Drone set-up and the 10 Things a pro should know when buying a new one
LA Media has been flying drones for the last seven years. We’ve flown for Netflix shows, like The Crown and The Witcher, feature film productions, high-end commercials and have done lots of work for television broadcasters from all around the world. Check out our drone reels at lamedia.co.uk or visit our YouTube channel to see what we do.
Now we are putting together a new drone set-up for 2021. It’s a great and exciting project and our new package is the result of our extensive experience. We believe it will help keep us at the top of the drone tree and that it could also help you to get started.
Details of our new drone setup will appear in the following blog but meanwhile here are some of the things you should consider if you are about to go out on your own.
Buying a drone
Buy the drone you need (not the one you like). Spend a good deal of time considering what you want your drone set-up to do before you spend any money on it.
Creative filming, survey work, health and safety inspections, area mapping, emergency services… it’s your decision. Remember – it will be an expensive disappointment if you buy a drone not fit for your purpose.
Tell any retailer what you need it for and they should have the expertise to steer you in the right direction. Spend a lot of time looking at reviews of the drones you are considering and listen to what is being said. It costs you nothing but time and it all helps you make the best decision.
10 Things to consider
1. Camera – what camera does your drone carry? This will determine the quality of the picture you can offer a client and establishes the size and power of the drone you need to be flying.
2. Interchangeable lens system – does your drone camera offer a choice of lenses? This is about being able to give a variety of choices to your client when it comes to shot options.
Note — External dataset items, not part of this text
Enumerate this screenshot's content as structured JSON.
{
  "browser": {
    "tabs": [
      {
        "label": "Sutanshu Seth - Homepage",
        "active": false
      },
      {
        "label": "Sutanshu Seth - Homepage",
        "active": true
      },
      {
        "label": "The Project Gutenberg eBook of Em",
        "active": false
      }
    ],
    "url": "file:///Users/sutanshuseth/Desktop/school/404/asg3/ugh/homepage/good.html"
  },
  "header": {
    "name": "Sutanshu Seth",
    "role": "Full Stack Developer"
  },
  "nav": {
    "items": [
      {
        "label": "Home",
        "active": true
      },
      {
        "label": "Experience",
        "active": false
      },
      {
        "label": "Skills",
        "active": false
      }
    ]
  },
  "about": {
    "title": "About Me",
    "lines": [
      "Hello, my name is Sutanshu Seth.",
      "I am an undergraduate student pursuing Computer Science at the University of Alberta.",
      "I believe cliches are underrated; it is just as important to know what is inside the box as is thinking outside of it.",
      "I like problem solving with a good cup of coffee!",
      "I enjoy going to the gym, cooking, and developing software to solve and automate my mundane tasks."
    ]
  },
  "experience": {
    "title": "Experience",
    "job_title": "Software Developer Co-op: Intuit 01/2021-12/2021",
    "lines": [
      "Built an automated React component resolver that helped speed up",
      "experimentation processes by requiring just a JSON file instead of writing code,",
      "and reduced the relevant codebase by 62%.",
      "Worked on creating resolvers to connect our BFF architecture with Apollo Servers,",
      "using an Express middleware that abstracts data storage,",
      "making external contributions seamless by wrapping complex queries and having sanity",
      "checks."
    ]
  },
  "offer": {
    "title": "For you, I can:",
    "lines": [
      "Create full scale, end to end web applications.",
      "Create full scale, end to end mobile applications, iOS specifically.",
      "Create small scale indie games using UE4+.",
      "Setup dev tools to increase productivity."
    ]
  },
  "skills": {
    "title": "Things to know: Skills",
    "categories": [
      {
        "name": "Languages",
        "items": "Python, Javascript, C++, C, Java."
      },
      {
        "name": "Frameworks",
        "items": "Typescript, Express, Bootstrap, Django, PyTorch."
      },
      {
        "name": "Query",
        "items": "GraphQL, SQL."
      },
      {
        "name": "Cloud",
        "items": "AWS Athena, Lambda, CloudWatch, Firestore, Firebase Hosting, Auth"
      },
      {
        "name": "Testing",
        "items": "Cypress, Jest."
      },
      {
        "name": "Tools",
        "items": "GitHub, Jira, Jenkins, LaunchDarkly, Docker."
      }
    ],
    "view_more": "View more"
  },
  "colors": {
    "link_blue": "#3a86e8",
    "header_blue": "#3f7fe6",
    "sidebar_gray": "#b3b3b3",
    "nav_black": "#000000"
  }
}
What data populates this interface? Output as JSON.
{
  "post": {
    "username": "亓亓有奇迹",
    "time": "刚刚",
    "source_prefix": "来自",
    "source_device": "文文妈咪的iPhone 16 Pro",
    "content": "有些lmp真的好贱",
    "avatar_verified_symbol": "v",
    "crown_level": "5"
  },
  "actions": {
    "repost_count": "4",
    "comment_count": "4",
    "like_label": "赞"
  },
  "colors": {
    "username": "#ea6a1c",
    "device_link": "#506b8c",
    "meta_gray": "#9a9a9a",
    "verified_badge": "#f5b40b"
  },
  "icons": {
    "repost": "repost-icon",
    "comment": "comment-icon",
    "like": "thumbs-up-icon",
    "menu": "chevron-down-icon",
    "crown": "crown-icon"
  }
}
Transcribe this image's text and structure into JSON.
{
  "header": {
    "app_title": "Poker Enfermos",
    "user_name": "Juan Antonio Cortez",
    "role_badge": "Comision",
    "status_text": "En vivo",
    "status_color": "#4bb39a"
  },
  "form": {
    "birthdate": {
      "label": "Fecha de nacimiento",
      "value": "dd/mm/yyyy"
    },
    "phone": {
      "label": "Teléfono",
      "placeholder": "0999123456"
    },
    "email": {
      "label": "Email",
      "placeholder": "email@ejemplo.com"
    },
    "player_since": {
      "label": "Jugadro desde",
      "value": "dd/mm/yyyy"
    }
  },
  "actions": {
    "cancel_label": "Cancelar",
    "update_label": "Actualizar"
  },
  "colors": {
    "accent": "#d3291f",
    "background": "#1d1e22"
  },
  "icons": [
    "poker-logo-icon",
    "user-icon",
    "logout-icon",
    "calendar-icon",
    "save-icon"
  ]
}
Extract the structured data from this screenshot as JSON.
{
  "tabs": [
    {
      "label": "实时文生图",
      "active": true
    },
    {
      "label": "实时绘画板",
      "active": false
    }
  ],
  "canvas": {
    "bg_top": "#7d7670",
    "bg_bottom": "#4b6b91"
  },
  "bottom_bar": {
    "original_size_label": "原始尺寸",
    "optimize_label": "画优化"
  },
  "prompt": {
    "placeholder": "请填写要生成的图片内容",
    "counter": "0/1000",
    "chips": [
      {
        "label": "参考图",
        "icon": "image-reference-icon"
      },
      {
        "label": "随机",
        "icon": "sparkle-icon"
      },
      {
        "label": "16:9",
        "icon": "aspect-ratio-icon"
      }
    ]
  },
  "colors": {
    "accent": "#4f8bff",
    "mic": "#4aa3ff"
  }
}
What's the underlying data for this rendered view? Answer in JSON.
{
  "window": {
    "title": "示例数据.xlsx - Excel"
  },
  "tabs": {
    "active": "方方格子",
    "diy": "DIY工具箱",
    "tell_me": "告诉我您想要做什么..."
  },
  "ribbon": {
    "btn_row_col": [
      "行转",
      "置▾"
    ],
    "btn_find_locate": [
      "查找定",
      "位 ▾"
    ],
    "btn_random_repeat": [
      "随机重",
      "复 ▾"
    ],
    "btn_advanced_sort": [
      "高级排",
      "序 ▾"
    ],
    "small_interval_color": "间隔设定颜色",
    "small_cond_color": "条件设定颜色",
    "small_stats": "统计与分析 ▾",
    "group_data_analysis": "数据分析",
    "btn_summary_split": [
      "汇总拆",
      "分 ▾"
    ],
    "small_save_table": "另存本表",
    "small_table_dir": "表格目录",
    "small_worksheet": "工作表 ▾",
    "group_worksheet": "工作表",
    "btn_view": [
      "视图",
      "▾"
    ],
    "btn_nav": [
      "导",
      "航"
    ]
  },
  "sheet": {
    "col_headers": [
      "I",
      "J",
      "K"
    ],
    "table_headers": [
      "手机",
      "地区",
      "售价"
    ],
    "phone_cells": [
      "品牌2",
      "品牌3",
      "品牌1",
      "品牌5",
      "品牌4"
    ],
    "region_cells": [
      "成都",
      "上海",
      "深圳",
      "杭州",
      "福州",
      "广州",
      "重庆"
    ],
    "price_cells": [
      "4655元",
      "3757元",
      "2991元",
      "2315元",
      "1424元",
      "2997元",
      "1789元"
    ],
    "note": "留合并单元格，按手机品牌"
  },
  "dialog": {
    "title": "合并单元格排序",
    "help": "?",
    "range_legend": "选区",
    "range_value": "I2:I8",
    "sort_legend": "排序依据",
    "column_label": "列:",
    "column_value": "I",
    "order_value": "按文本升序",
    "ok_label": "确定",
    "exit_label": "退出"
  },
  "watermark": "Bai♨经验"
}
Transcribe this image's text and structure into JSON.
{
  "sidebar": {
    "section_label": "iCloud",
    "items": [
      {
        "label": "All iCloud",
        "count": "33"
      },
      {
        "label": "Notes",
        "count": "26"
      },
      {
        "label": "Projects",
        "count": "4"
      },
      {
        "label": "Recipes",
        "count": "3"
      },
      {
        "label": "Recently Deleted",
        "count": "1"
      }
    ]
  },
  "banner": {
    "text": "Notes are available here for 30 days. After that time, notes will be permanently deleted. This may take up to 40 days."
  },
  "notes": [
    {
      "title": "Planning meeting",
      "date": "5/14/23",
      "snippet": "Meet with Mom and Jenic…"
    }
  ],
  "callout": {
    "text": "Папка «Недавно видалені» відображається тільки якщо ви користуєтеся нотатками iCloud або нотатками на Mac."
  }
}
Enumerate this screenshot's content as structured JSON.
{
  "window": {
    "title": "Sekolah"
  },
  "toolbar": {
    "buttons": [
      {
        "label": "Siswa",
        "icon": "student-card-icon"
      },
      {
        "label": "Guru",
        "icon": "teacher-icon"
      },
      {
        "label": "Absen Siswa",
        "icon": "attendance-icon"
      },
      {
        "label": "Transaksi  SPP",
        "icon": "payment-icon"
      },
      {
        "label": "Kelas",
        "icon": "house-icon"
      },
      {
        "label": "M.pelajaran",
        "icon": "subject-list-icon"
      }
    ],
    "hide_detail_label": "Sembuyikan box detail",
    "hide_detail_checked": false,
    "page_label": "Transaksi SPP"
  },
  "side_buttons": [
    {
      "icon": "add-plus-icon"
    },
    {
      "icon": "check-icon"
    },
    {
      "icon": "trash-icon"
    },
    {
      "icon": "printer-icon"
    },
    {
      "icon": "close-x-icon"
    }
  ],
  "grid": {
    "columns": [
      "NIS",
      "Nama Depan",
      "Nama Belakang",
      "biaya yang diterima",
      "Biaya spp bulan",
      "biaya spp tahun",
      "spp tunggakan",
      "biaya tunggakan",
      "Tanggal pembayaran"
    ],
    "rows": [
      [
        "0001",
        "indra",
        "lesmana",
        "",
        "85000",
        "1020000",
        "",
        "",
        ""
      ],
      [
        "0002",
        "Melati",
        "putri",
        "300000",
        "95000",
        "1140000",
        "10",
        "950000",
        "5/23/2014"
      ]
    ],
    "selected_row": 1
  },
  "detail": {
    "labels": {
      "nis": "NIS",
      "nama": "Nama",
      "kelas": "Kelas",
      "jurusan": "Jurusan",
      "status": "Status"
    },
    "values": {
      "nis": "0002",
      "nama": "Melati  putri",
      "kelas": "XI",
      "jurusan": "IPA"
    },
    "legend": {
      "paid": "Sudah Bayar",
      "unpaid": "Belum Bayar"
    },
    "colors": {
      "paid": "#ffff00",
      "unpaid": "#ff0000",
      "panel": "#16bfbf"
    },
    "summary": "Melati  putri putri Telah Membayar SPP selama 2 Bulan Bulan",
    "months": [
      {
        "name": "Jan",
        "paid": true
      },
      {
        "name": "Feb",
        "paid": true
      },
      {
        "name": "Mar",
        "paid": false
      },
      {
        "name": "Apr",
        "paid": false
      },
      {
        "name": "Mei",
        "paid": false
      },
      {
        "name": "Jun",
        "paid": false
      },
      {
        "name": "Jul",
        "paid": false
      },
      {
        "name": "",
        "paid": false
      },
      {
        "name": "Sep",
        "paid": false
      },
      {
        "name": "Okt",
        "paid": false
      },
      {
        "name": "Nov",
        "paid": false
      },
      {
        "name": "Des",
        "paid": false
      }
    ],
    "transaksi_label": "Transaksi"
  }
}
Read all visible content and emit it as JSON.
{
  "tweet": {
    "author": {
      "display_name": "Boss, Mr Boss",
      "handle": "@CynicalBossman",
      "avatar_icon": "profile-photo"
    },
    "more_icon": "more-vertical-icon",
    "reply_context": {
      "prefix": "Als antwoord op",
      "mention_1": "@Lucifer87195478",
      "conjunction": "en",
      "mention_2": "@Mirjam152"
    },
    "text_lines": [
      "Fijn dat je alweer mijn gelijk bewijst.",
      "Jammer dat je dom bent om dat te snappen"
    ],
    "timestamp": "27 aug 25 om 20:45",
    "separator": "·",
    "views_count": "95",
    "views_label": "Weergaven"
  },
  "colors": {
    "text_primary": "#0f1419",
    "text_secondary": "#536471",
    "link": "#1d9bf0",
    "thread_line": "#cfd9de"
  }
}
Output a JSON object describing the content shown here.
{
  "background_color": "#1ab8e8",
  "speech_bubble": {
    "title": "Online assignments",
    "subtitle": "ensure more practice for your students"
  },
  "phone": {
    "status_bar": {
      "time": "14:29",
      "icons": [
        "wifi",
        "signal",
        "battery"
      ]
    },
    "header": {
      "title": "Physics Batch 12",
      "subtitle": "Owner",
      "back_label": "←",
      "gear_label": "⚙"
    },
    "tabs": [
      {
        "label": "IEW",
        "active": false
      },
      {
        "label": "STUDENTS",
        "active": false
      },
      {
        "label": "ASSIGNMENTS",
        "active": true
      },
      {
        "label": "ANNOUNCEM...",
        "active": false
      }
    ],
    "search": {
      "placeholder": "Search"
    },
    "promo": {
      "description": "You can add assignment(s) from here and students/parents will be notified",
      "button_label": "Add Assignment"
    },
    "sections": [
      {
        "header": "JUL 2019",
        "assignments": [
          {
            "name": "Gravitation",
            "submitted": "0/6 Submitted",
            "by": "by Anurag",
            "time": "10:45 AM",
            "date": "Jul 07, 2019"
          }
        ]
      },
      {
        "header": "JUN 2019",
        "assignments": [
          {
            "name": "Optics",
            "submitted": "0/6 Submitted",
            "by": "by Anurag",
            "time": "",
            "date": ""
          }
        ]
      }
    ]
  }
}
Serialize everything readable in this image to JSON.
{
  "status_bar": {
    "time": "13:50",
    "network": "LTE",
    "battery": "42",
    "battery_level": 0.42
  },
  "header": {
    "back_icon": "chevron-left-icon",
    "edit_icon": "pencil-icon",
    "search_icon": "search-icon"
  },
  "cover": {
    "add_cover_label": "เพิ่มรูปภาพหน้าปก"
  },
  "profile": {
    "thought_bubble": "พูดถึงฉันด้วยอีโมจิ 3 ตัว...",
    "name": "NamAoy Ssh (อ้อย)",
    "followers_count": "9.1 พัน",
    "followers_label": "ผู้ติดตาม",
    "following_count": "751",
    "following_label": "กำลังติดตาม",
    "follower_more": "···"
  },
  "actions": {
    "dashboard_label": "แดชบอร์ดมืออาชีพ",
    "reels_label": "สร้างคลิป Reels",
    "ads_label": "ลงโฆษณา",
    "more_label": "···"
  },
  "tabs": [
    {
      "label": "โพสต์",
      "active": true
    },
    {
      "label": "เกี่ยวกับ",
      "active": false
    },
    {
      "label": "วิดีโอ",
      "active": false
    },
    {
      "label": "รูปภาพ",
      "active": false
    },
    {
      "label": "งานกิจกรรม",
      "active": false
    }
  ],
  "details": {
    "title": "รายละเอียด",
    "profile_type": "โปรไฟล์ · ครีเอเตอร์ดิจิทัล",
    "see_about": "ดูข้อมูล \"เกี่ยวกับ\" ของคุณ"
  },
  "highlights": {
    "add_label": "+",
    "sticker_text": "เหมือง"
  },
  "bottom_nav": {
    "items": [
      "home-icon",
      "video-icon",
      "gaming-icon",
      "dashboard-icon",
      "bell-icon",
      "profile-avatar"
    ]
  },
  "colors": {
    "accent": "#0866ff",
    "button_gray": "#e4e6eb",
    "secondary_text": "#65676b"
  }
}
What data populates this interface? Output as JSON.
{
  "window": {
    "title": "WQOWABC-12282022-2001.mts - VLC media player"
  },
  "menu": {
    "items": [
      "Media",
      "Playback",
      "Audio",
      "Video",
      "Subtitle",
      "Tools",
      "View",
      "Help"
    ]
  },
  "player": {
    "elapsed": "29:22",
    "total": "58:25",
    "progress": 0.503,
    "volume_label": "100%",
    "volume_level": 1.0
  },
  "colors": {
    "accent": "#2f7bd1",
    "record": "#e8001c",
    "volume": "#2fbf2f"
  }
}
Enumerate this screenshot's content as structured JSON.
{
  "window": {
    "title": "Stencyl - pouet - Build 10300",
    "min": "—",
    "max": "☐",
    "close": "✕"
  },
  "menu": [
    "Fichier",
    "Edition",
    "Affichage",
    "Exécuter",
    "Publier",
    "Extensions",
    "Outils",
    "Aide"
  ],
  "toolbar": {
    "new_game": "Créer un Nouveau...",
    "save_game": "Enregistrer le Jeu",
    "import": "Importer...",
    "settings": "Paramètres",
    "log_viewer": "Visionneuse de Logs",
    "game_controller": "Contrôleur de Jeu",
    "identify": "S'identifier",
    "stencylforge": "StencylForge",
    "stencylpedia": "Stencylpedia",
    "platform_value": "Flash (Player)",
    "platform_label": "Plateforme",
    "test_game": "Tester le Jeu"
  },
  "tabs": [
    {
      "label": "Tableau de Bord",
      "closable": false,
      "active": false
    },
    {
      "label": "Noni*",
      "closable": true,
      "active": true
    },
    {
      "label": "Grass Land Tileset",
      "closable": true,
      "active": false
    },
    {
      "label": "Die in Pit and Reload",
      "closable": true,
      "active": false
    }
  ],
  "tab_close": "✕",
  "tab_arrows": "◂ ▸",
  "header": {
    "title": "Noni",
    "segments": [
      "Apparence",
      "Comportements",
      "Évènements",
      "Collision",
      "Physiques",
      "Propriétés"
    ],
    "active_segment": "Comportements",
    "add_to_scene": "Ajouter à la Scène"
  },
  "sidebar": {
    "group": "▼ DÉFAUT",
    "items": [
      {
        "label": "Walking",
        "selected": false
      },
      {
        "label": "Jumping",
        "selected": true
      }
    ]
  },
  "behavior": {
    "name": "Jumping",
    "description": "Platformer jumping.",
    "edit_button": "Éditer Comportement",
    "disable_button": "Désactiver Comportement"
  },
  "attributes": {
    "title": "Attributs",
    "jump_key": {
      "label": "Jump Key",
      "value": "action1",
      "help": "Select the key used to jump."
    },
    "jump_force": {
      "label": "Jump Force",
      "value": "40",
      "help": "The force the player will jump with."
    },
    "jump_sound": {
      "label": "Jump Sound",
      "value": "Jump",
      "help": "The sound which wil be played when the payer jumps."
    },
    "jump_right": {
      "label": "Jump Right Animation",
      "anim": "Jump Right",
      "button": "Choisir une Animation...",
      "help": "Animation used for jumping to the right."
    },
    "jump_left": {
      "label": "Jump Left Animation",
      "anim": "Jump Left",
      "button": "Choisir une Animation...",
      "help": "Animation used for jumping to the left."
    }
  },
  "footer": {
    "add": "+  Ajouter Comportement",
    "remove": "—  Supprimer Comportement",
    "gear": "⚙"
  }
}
3. Flight time – how long can your drone stay in the air? Clients like to fly all the time so you must give consideration to flight durations and establish how many batteries you will need to buy should you want to fly a typical eight-hour day and include them in your drone set-up accordingly.
4. Recharge to recycle – will you need to recharge/recycle flight batteries during a shoot day? If the answer is yes, how will you do it? Adding a portable generator to your drone set-up is a great way of doing this but often requires a second person to monitor and operate it and can also be expensive.
5. Viewing the shot – how will your client view the shots you are flying? While it can be a simple as looking over your shoulder at your controller device e.g. your phone, you may want to consider other means such as an HDMI cable feed from your controller (if it has one) to a separate client monitor. More spending for you but makes for happier clients.
6. File types and formats – what file types and formats can your drone camera deliver to the client? Often overlooked as a detail until the end of a day’s flying it is an issue that can cause you real problems. The data transfer time of your shots should also be built into your flying schedule. You should know what file type is best suited to the client’s post-production workflow and will the client bring you a drive to dump things onto or are they expecting you to supply one? You should ask all these questions before the flight day. The more file types and formats your drone can deliver the better for both you and your client.
7. Data Cards – always have plenty of spares as you may need to change them out if they get filled up. It’s also good practice that before you perform any risky flight, such as over water, put a new card in. This makes sure that you do not lose any data in the event of a catastrophic incident occurring.
8. Take-off/landing pad – this is a great part of your health and safety protocol as it is easy to see and therefore those around you can avoid it without difficulty. It also gives you a dust-free platform and a safe flat surface when you are on ground that is uneven or overgrown – a most frequent occurrence on shoot days.
9. A Table – this may sound like a flippant tool but from our experience, it is a vital and practical part of a professional presentation. When it comes to how the client views your overall operation a good table provides you with a safe and clean working surface for your gear and it stops you from getting onto your knees and scrambling about in the mud.
10. Spares and parts – these will save your sanity on any shoot. I can guarantee you that things will break, go wrong, or just get lost when you are out flying. If you can afford it, as part of your drone set-up, you should always have a full set of spares and the tools you need to fit them with. Most pilots are now operating with a second, and even a third, back up drone, just in case.